The Orbitrap Exploris EFOX Mass Detector simplifies environmental testing workflows, enabling faster and more reliable detection of a wide range of pollutants, including ubiquitous contaminants like per- and polyfluoroalkyl substances (PFAS). Its highresolution capabilities and streamlined data processing reduce turnaround time and operational burden, helping labs achieve and maintain regulatory compliance adherence more efficiently. 

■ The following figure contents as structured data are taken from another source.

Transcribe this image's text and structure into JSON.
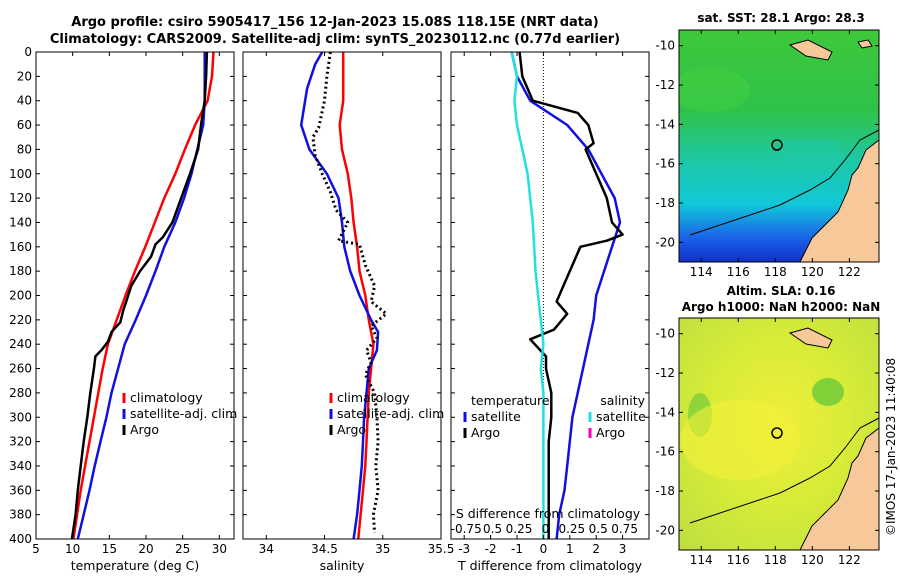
{
  "titles": {
    "line1": "Argo profile: csiro 5905417_156 12-Jan-2023 15.08S 118.15E (NRT data)",
    "line2": "Climatology: CARS2009. Satellite-adj clim: synTS_20230112.nc (0.77d earlier)"
  },
  "watermark": "©IMOS 17-Jan-2023 11:40:08",
  "colors": {
    "climatology": "#ff0000",
    "satellite": "#1010e0",
    "argo": "#000000",
    "sal_satellite": "#20e0e0",
    "sal_argo": "#ff00c0",
    "land": "#f7c89a"
  },
  "chart_data": [
    {
      "type": "line",
      "id": "temperature",
      "xlabel": "temperature (deg C)",
      "ylabel": "",
      "xlim": [
        5,
        32
      ],
      "ylim": [
        400,
        0
      ],
      "xticks": [
        "5",
        "10",
        "15",
        "20",
        "25",
        "30"
      ],
      "yticks": [
        "0",
        "20",
        "40",
        "60",
        "80",
        "100",
        "120",
        "140",
        "160",
        "180",
        "200",
        "220",
        "240",
        "260",
        "280",
        "300",
        "320",
        "340",
        "360",
        "380",
        "400"
      ],
      "legend": [
        "climatology",
        "satellite-adj. clim",
        "Argo"
      ],
      "series": [
        {
          "name": "climatology",
          "style": "climatology",
          "points": [
            [
              29.2,
              0
            ],
            [
              29.0,
              20
            ],
            [
              28.4,
              40
            ],
            [
              26.7,
              60
            ],
            [
              25.3,
              80
            ],
            [
              24.0,
              100
            ],
            [
              22.5,
              120
            ],
            [
              21.2,
              140
            ],
            [
              19.9,
              160
            ],
            [
              18.5,
              180
            ],
            [
              17.2,
              200
            ],
            [
              16.0,
              220
            ],
            [
              14.8,
              240
            ],
            [
              14.1,
              260
            ],
            [
              13.5,
              280
            ],
            [
              12.9,
              300
            ],
            [
              12.3,
              320
            ],
            [
              11.7,
              340
            ],
            [
              11.1,
              360
            ],
            [
              10.6,
              380
            ],
            [
              10.1,
              400
            ]
          ]
        },
        {
          "name": "satellite-adj. clim",
          "style": "satellite",
          "points": [
            [
              28.0,
              0
            ],
            [
              28.0,
              20
            ],
            [
              28.0,
              40
            ],
            [
              27.8,
              60
            ],
            [
              27.0,
              80
            ],
            [
              26.2,
              100
            ],
            [
              25.2,
              120
            ],
            [
              24.0,
              140
            ],
            [
              22.5,
              160
            ],
            [
              21.3,
              180
            ],
            [
              20.0,
              200
            ],
            [
              18.6,
              220
            ],
            [
              17.1,
              240
            ],
            [
              16.2,
              260
            ],
            [
              15.3,
              280
            ],
            [
              14.6,
              300
            ],
            [
              13.8,
              320
            ],
            [
              13.0,
              340
            ],
            [
              12.3,
              360
            ],
            [
              11.5,
              380
            ],
            [
              10.7,
              400
            ]
          ]
        },
        {
          "name": "Argo",
          "style": "argo",
          "points": [
            [
              28.3,
              0
            ],
            [
              28.2,
              20
            ],
            [
              28.0,
              40
            ],
            [
              27.5,
              60
            ],
            [
              27.1,
              80
            ],
            [
              26.0,
              100
            ],
            [
              24.8,
              120
            ],
            [
              23.6,
              140
            ],
            [
              22.3,
              152
            ],
            [
              21.3,
              158
            ],
            [
              20.7,
              168
            ],
            [
              19.2,
              180
            ],
            [
              18.0,
              192
            ],
            [
              17.3,
              205
            ],
            [
              16.9,
              212
            ],
            [
              16.5,
              222
            ],
            [
              15.3,
              230
            ],
            [
              14.8,
              238
            ],
            [
              13.9,
              245
            ],
            [
              13.1,
              250
            ],
            [
              12.9,
              260
            ],
            [
              12.4,
              280
            ],
            [
              12.0,
              300
            ],
            [
              11.5,
              320
            ],
            [
              11.1,
              340
            ],
            [
              10.7,
              360
            ],
            [
              10.4,
              380
            ],
            [
              9.9,
              400
            ]
          ]
        }
      ]
    },
    {
      "type": "line",
      "id": "salinity",
      "xlabel": "salinity",
      "ylabel": "",
      "xlim": [
        33.8,
        35.5
      ],
      "ylim": [
        400,
        0
      ],
      "xticks": [
        "34",
        "34.5",
        "35",
        "35.5"
      ],
      "legend": [
        "climatology",
        "satellite-adj. clim",
        "Argo"
      ],
      "series": [
        {
          "name": "climatology",
          "style": "climatology",
          "points": [
            [
              34.66,
              0
            ],
            [
              34.66,
              20
            ],
            [
              34.66,
              40
            ],
            [
              34.63,
              60
            ],
            [
              34.65,
              80
            ],
            [
              34.7,
              100
            ],
            [
              34.73,
              120
            ],
            [
              34.75,
              140
            ],
            [
              34.78,
              160
            ],
            [
              34.8,
              180
            ],
            [
              34.85,
              200
            ],
            [
              34.88,
              220
            ],
            [
              34.92,
              240
            ],
            [
              34.9,
              260
            ],
            [
              34.88,
              280
            ],
            [
              34.87,
              300
            ],
            [
              34.86,
              320
            ],
            [
              34.85,
              340
            ],
            [
              34.83,
              360
            ],
            [
              34.81,
              380
            ],
            [
              34.79,
              400
            ]
          ]
        },
        {
          "name": "satellite-adj. clim",
          "style": "satellite",
          "points": [
            [
              34.48,
              0
            ],
            [
              34.42,
              10
            ],
            [
              34.35,
              30
            ],
            [
              34.3,
              60
            ],
            [
              34.37,
              80
            ],
            [
              34.52,
              100
            ],
            [
              34.62,
              120
            ],
            [
              34.65,
              140
            ],
            [
              34.67,
              160
            ],
            [
              34.72,
              180
            ],
            [
              34.8,
              200
            ],
            [
              34.9,
              220
            ],
            [
              34.96,
              230
            ],
            [
              34.95,
              245
            ],
            [
              34.88,
              260
            ],
            [
              34.86,
              280
            ],
            [
              34.84,
              300
            ],
            [
              34.83,
              320
            ],
            [
              34.82,
              340
            ],
            [
              34.8,
              360
            ],
            [
              34.78,
              380
            ],
            [
              34.75,
              400
            ]
          ]
        },
        {
          "name": "Argo",
          "style": "argo",
          "points": [
            [
              34.55,
              0
            ],
            [
              34.52,
              20
            ],
            [
              34.5,
              40
            ],
            [
              34.45,
              62
            ],
            [
              34.4,
              70
            ],
            [
              34.42,
              85
            ],
            [
              34.48,
              100
            ],
            [
              34.55,
              115
            ],
            [
              34.6,
              130
            ],
            [
              34.7,
              140
            ],
            [
              34.62,
              155
            ],
            [
              34.8,
              158
            ],
            [
              34.85,
              175
            ],
            [
              34.93,
              192
            ],
            [
              34.9,
              205
            ],
            [
              35.03,
              215
            ],
            [
              34.9,
              225
            ],
            [
              34.95,
              235
            ],
            [
              34.86,
              245
            ],
            [
              34.9,
              255
            ],
            [
              34.85,
              265
            ],
            [
              34.93,
              280
            ],
            [
              34.95,
              300
            ],
            [
              34.96,
              320
            ],
            [
              34.94,
              340
            ],
            [
              34.96,
              360
            ],
            [
              34.92,
              380
            ],
            [
              34.93,
              395
            ]
          ]
        }
      ]
    },
    {
      "type": "line",
      "id": "difference",
      "xlabel": "T difference from climatology",
      "ylabel": "",
      "xlim": [
        -3.5,
        4.0
      ],
      "ylim": [
        400,
        0
      ],
      "xticks": [
        "-3",
        "-2",
        "-1",
        "0",
        "1",
        "2",
        "3"
      ],
      "secondary_xlabel": "S difference from climatology",
      "secondary_xticks": [
        "-0.75",
        "0.5",
        "0.25",
        "0",
        "0.25",
        "0.5",
        "0.75"
      ],
      "zero_line": 0,
      "legend_left_title": "temperature",
      "legend_right_title": "salinity",
      "legend_left": [
        "satellite",
        "Argo"
      ],
      "legend_right": [
        "satellite",
        "Argo"
      ],
      "series": [
        {
          "name": "T satellite",
          "style": "satellite",
          "points": [
            [
              -1.2,
              0
            ],
            [
              -1.0,
              20
            ],
            [
              -0.5,
              40
            ],
            [
              0.9,
              60
            ],
            [
              1.7,
              80
            ],
            [
              2.2,
              100
            ],
            [
              2.7,
              120
            ],
            [
              2.9,
              140
            ],
            [
              2.6,
              160
            ],
            [
              2.3,
              180
            ],
            [
              2.0,
              200
            ],
            [
              1.9,
              220
            ],
            [
              1.7,
              240
            ],
            [
              1.5,
              260
            ],
            [
              1.3,
              280
            ],
            [
              1.1,
              300
            ],
            [
              1.0,
              320
            ],
            [
              0.9,
              340
            ],
            [
              0.8,
              360
            ],
            [
              0.6,
              380
            ],
            [
              0.5,
              400
            ]
          ]
        },
        {
          "name": "T Argo",
          "style": "argo",
          "points": [
            [
              -0.9,
              0
            ],
            [
              -0.8,
              20
            ],
            [
              -0.4,
              40
            ],
            [
              1.3,
              50
            ],
            [
              1.7,
              60
            ],
            [
              1.9,
              75
            ],
            [
              1.6,
              80
            ],
            [
              2.0,
              100
            ],
            [
              2.4,
              120
            ],
            [
              2.6,
              140
            ],
            [
              3.0,
              150
            ],
            [
              2.4,
              155
            ],
            [
              1.4,
              160
            ],
            [
              1.2,
              170
            ],
            [
              0.8,
              190
            ],
            [
              0.5,
              205
            ],
            [
              0.9,
              215
            ],
            [
              0.4,
              228
            ],
            [
              -0.5,
              236
            ],
            [
              0.1,
              250
            ],
            [
              0.1,
              260
            ],
            [
              0.3,
              280
            ],
            [
              0.3,
              300
            ],
            [
              0.2,
              320
            ],
            [
              0.2,
              340
            ],
            [
              0.2,
              360
            ],
            [
              0.2,
              380
            ],
            [
              0.2,
              400
            ]
          ]
        },
        {
          "name": "S satellite",
          "style": "sal_satellite",
          "points": [
            [
              -1.2,
              0
            ],
            [
              -1.0,
              20
            ],
            [
              -1.1,
              40
            ],
            [
              -1.0,
              60
            ],
            [
              -0.8,
              80
            ],
            [
              -0.6,
              100
            ],
            [
              -0.5,
              120
            ],
            [
              -0.4,
              140
            ],
            [
              -0.35,
              160
            ],
            [
              -0.3,
              180
            ],
            [
              -0.2,
              200
            ],
            [
              -0.1,
              220
            ],
            [
              0.0,
              240
            ],
            [
              -0.1,
              260
            ],
            [
              0.0,
              280
            ],
            [
              0.0,
              300
            ],
            [
              0.0,
              320
            ],
            [
              0.0,
              340
            ],
            [
              0.0,
              360
            ],
            [
              0.0,
              380
            ],
            [
              0.0,
              400
            ]
          ]
        }
      ]
    }
  ],
  "maps": [
    {
      "id": "sst",
      "title": "sat. SST: 28.1 Argo: 28.3",
      "xticks": [
        "114",
        "116",
        "118",
        "120",
        "122"
      ],
      "yticks": [
        "-10",
        "-12",
        "-14",
        "-16",
        "-18",
        "-20"
      ]
    },
    {
      "id": "sla",
      "title1": "Altim. SLA: 0.16",
      "title2": "Argo h1000: NaN h2000: NaN",
      "xticks": [
        "114",
        "116",
        "118",
        "120",
        "122"
      ],
      "yticks": [
        "-10",
        "-12",
        "-14",
        "-16",
        "-18",
        "-20"
      ]
    }
  ]
}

Challenges in food safety testing 

With out-of-the-box workflows for key environmental and food safety applications, including PFAS and pesticide testing, the high-throughput Orbitrap Exploris EFOX Mass Detector is ready for compliance, supporting labs in meeting stringent regulatory requirements with confidence and efficiency

5. Waters Corporation: Minimized Carryover Using BioResolve™ Protein A Affinity Columns

• Application note
• Full PDF for download

Benefits 

• Low-level or non-detectable carryover injection-to-injection
• Greater confidence in titer data accuracy
• Minimized risk of cross-contamination or fouling from column reuse

Owing to the unique “on/off” retention mechanism harnessed in affinity chromatography, a major pain point of affinity resins is sample carryover across injections. For Protein A (ProA) Affinity Columns, carryover occurs when monoclonal antibodies (mAbs) of interest and/or host cell-related impurities remain bound to the column following an elution cycle. These sample remnants are then released during subsequent elutions, resulting in poor reproducibility and introducing variability during titer quantitation. Alternatively, the small quantity of remaining proteins can begin to aggregate and affect chromatographic performance, sample recovery, and column lifetime.^1,2 Carryover can result from several factors, both system and column dependent, though only those related to the ProA resin and column hardware are within the scope of this application brief. These include incomplete elution from the Protein A ligand under suboptimal conditions, non-specific interactions with column hardware or resin packing, and incomplete or ineffective cleaning protocols.^1,2,3 

Sample carryover can be particularly problematic during bioprocess development, where analysts may require reuse of one ProA Affinity Column to monitor titer output from multiple reactors or for differing mAbs. If the eluate is intended for further downstream analyses, carryover can lead to cross-contamination by not only errant mAbs but also process-specific impurities.^4,5 ProA Affinity chromatography is largely considered the first purification step in mAb bioprocessing, and impurities introduced at this step can confound further downstream analyses. To bypass this, common practice is to designate one ProA column to a specific product, however this then results in column use for only a fraction of demonstrated lifetimes.^1,4,5 As affinity resins on average cost 50% more than other chromatographic media, the economics of affinity column reuse and the importance of carryover minimization become apparent.⁴ 

Column-related carryover can be reduced through method optimization and the implementation of a rigorous clean-in-place (CIP) protocol, but fundamental interactions with the affinity column will pervade. To this end, selecting a ProA Affinity Column with the lowest demonstrable carryover will result in more efficient downstream analysis, extended column longevity, and greater confidence in titer measurement.

Conclusion 

Carryover is a persistent challenge in Protein A mAb titer analyses, leading to data variability at best and sample contamination at worst. Waters BioResolve Protein A Affinity Columns demonstrate significantly improved performance in minimizing carryover compared to a leading commercial benchmark evaluated in this study. Notably, the 3.9 × 5 mm column format, intended for high-throughput method analyses, further enhances this advantage and exhibits no detectable carryover following a 1 µg NISTmAb injection. This reduction in carryover enhances data integrity, reduces the risk of cross-contamination, and prolongs column lifespan by mitigating sample-induced fouling.